Et je crois que la face du monde, du moins le mien, change à cet instant même. Ses yeux. La pureté d’une émeraude, avec cette expression si singulière au fond. Non pas de peur, elle ne le craint pas. Elle ne craint ni lui, ni la mort. Elle a déjà dû la voir en face… comme moi. Quelque chose me raccorde à elle, quelque chose d’indéfinissable, un lien en filigrane que je ne saurais couper. J’ai besoin de comprendre, je ne peux pas perdre ce truc sans savoir ce que c’est.
Couteau tiré, je fonds sur le molosse ; aucun d’entre eux ne me voit arriver, tous deux pris dans le feu de l’action. Il me suffit d’un coup sec pour le neutraliser, un vrai jeu d’enfant. Quant à elle, choquée, je dois la mettre à l’abri. Je saisis alors sa main pour l’entraîner dans ma cachette, avec la promesse de revenir la chercher.
Stevens.
J’ai retenu le nom inscrit sur son chemisier pour le graver dans ma mémoire.

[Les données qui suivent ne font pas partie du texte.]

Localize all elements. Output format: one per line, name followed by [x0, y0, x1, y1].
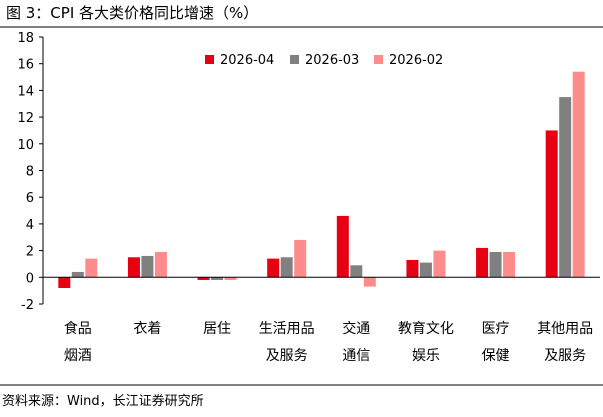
bar — [58, 277, 71, 288]
bar — [197, 277, 210, 280]
legend: 2026-04 2026-03 2026-02 — [205, 53, 443, 68]
y-tick-label: 18 — [17, 31, 34, 46]
legend-swatch — [374, 55, 383, 64]
bar — [350, 265, 363, 278]
y-tick-label: 12 — [17, 111, 34, 126]
bar — [85, 258, 98, 278]
y-tick-label: -2 — [21, 298, 34, 313]
legend-label: 2026-02 — [389, 53, 443, 68]
x-category-label: 通信 — [342, 348, 370, 364]
x-category-label: 生活用品 — [259, 321, 315, 337]
legend-swatch — [205, 55, 214, 64]
bar — [489, 251, 502, 278]
x-category-label: 交通 — [342, 320, 370, 337]
bar — [406, 259, 419, 278]
bar — [419, 262, 432, 278]
legend-swatch — [290, 55, 299, 64]
bar — [71, 271, 84, 278]
bar — [294, 239, 307, 278]
x-category-label: 食品 — [64, 320, 92, 337]
y-tick-label: 2 — [26, 245, 34, 260]
x-category-label: 其他用品 — [537, 321, 593, 337]
x-category-label: 居住 — [203, 321, 231, 337]
x-category-label: 烟酒 — [64, 348, 92, 364]
bar — [224, 277, 237, 280]
figure-title: 图 3：CPI 各大类价格同比增速（%） — [6, 4, 258, 22]
y-tick-label: 4 — [26, 218, 34, 233]
bar — [211, 277, 224, 280]
y-tick-label: 14 — [17, 84, 34, 99]
bar — [572, 71, 585, 278]
bar — [559, 97, 572, 278]
source-note: 资料来源：Wind，长江证券研究所 — [2, 393, 204, 409]
bar — [503, 251, 516, 278]
x-category-label: 及服务 — [266, 348, 308, 364]
bar — [154, 251, 167, 278]
x-category-label: 医疗 — [482, 321, 510, 337]
bar — [280, 257, 293, 278]
bar — [363, 277, 376, 287]
legend-label: 2026-04 — [220, 53, 274, 68]
x-category-label: 娱乐 — [412, 348, 440, 364]
legend-label: 2026-03 — [305, 53, 359, 68]
x-category-label: 保健 — [482, 348, 510, 364]
x-category-label: 及服务 — [544, 348, 586, 364]
x-category-label: 衣着 — [133, 321, 161, 337]
y-tick-label: 8 — [26, 165, 34, 180]
bar — [336, 215, 349, 278]
bar — [141, 255, 154, 278]
bar — [267, 258, 280, 278]
bar — [433, 250, 446, 278]
x-category-label: 教育文化 — [398, 321, 454, 337]
y-tick-label: 16 — [17, 58, 34, 73]
bar — [127, 257, 140, 278]
bar — [476, 247, 489, 278]
y-tick-label: 10 — [17, 138, 34, 153]
y-tick-label: 0 — [26, 271, 34, 286]
bar — [545, 130, 558, 278]
y-tick-label: 6 — [26, 191, 34, 206]
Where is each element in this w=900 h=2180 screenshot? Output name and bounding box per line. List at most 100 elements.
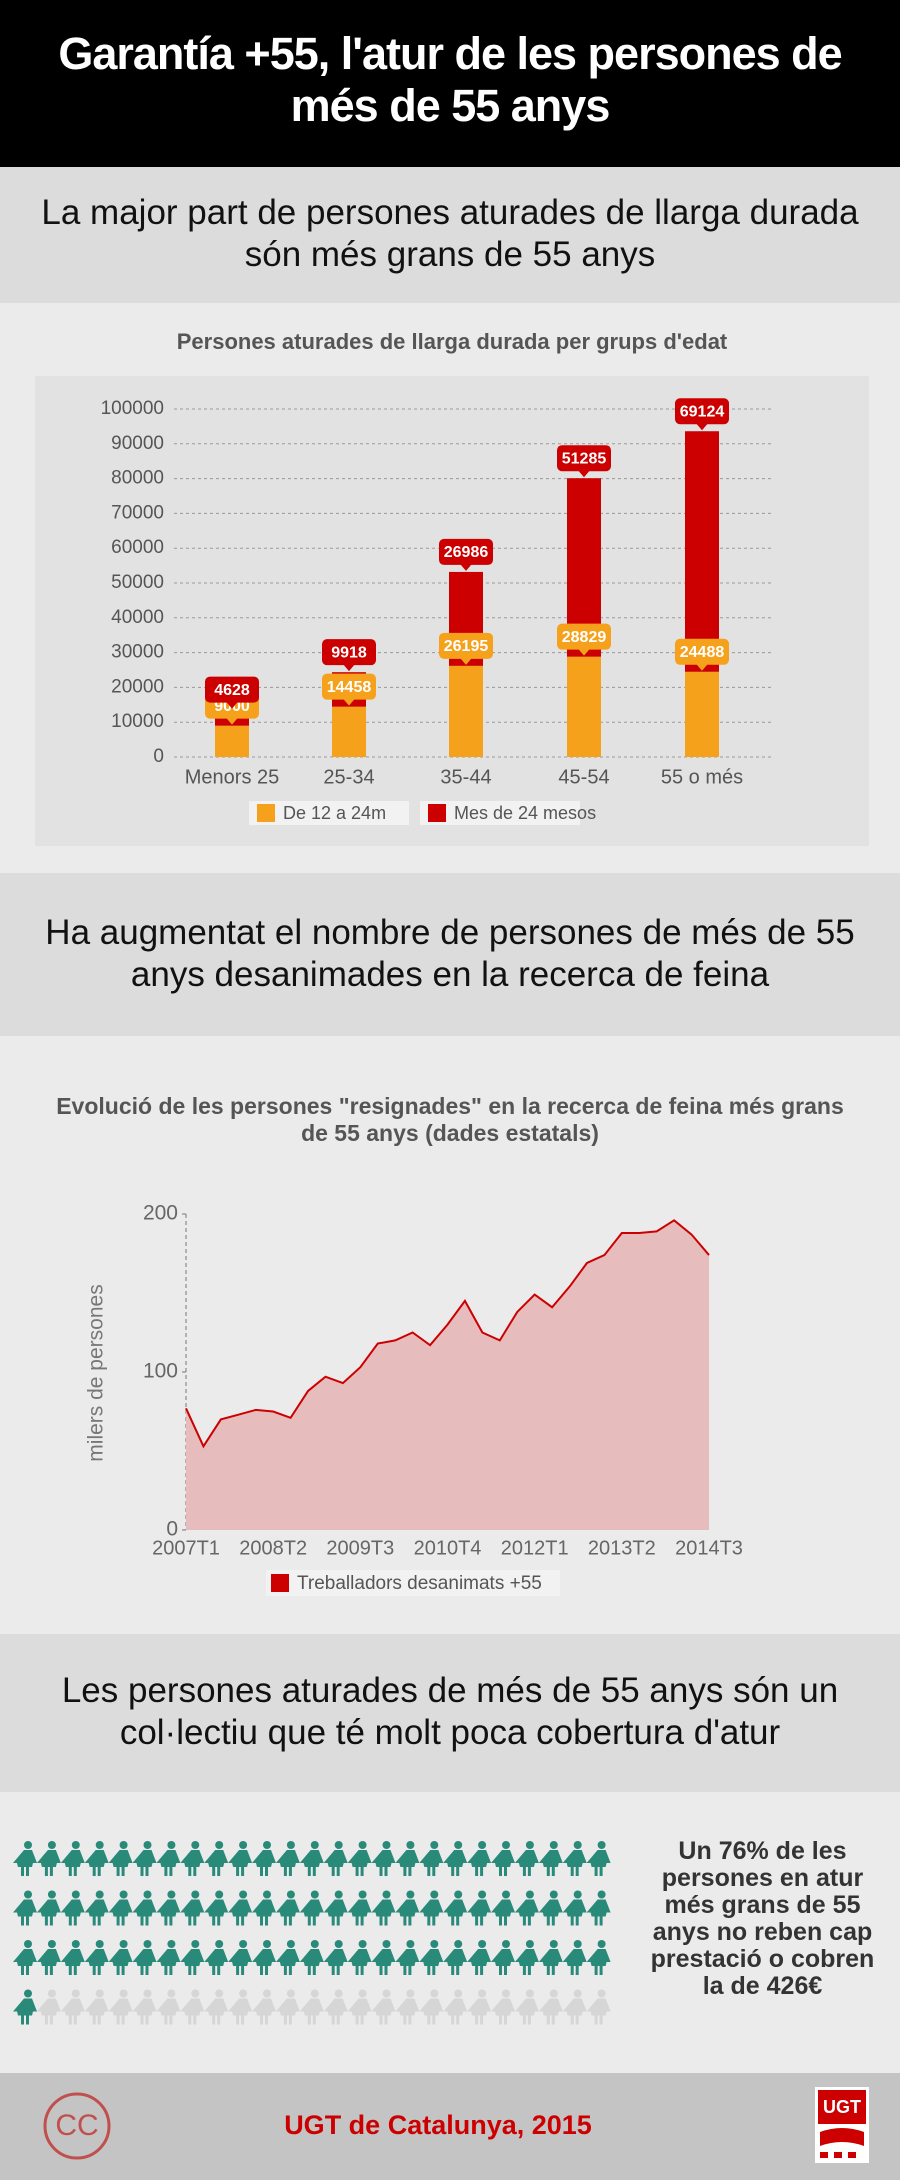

Je reste un long moment à attendre sur le toit. Encore un peu de patience, le temps que le port reprenne son habituelle quiétude, et je pourrai tirer les choses au clair avec elle. Je dois aussi m’assurer qu’elle n’a pu distinguer mon visage : je me suis comporté comme un débutant sur ce coup-là.
Mais les sirènes des voitures de police douchent mes espoirs d’une croustillante confrontation. Et j’ai un haut-le-cœur quand, du haut de ma planque, je vois Clifford la délivrer, et Eduardo se jeter sur elle pour l’embrasser à pleine bouche.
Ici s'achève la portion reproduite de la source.